IVCF is a “Christian organization, whose purpose is to advance the understanding and practice of Christianity in colleges and universities.” Conlon worked as a “spiritual director” for IVCF. Part of Conlon’s job involved assisting people to cultivate an “intimacy with God and growth in Christ-like character through personal and corporate spiritual disciplines.”

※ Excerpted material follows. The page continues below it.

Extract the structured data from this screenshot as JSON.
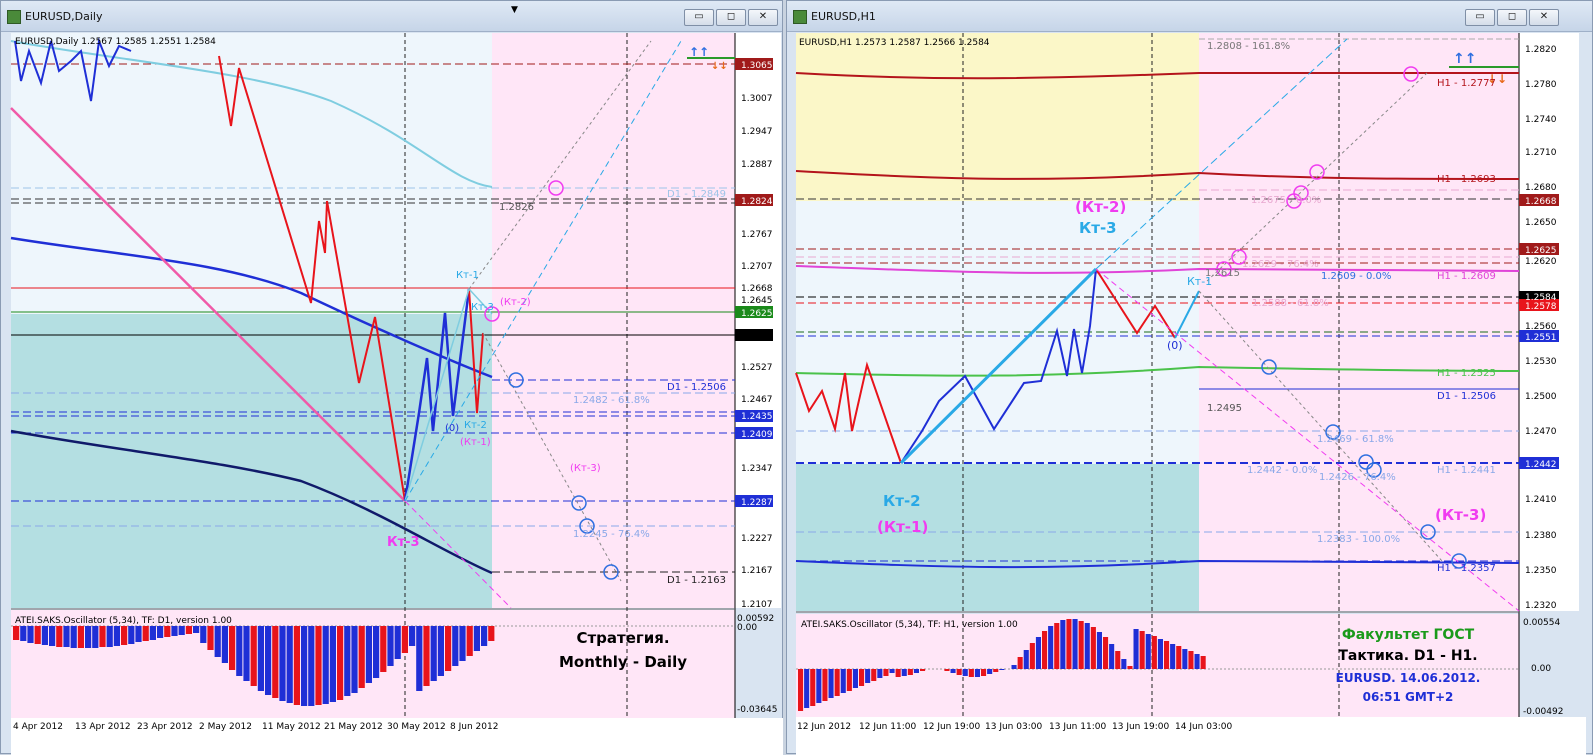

The U.S. Supreme Court has held that there is a “ministerial exception” to employment discrimination laws. This ministerial exception immunizes religious organizations from lawsuits that challenge the organizations’ decisions on who to employ as “ministers.” This ministerial exception is based on the First Amendment, which restricts government interference with religious institutions. Given the religious nature of IVCF’s business and Conlon’s job, the Sixth Circuit held that the ministerial exception applied. In reaching this decision, the Sixth Circuit analyzed various factors, including Conlon’s job title and her job duties. The court also noted that IVCF qualified for the ministerial exception even though it was a multidenominational organization, instead of a church or an organization affiliated with only one Christian denomination.
A group of former McDonald’s employees have sued the McDonald’s corporation and the franchises where they worked for race and sex discrimination. The employees who filed the lawsuit worked for McDonald’s restaurants in Boston and Clarksville, Virginia. Their allegations of discrimination include claims that the restaurants believed that their employees were too “dark.” So, the plaintiffs claim, the restaurants fired black and Hispanic employees so that they could replace them with white employees. The female plaintiffs also claim, among other things, that they experienced sexual harassment, including inappropriate touching and sexual comments.
This lawsuit is particularly noteworthy because of the claims against the McDonald’s corporation. The McDonald’s business model involves contracting with smaller independent companies, called franchisees, and letting those franchisees run the restaurants. This business model normally gives the corporation, called the franchisor, the advantage of limiting its liability from lawsuits. That way, if a customer, for example, gets injured because of a restaurant employee’s negligence, the customer can sue the franchisee but not the franchisor. In this race and sex discrimination lawsuit, however, these former employees allege that McDonald’s corporation exercises so much control over its franchisees that they are no longer independent.
The plaintiffs in the lawsuit allege, among other things, that McDonald’s corporation controls its franchisees through policies and manuals that govern every aspect of restaurant operations; continual oversight by corporate representatives; control over franchisee employees’ schedules and assignments; comprehensive training of all employees; and hiring decisions. Given this amount of control, the plaintiffs argue that the franchisor-franchisee relationship is just a legal fiction. Given the realities of the relationship between McDonald’s corporation and its franchisees, the plaintiffs argue, the McDonald’s corporation should be held responsible for the discriminatory actions of its franchisees.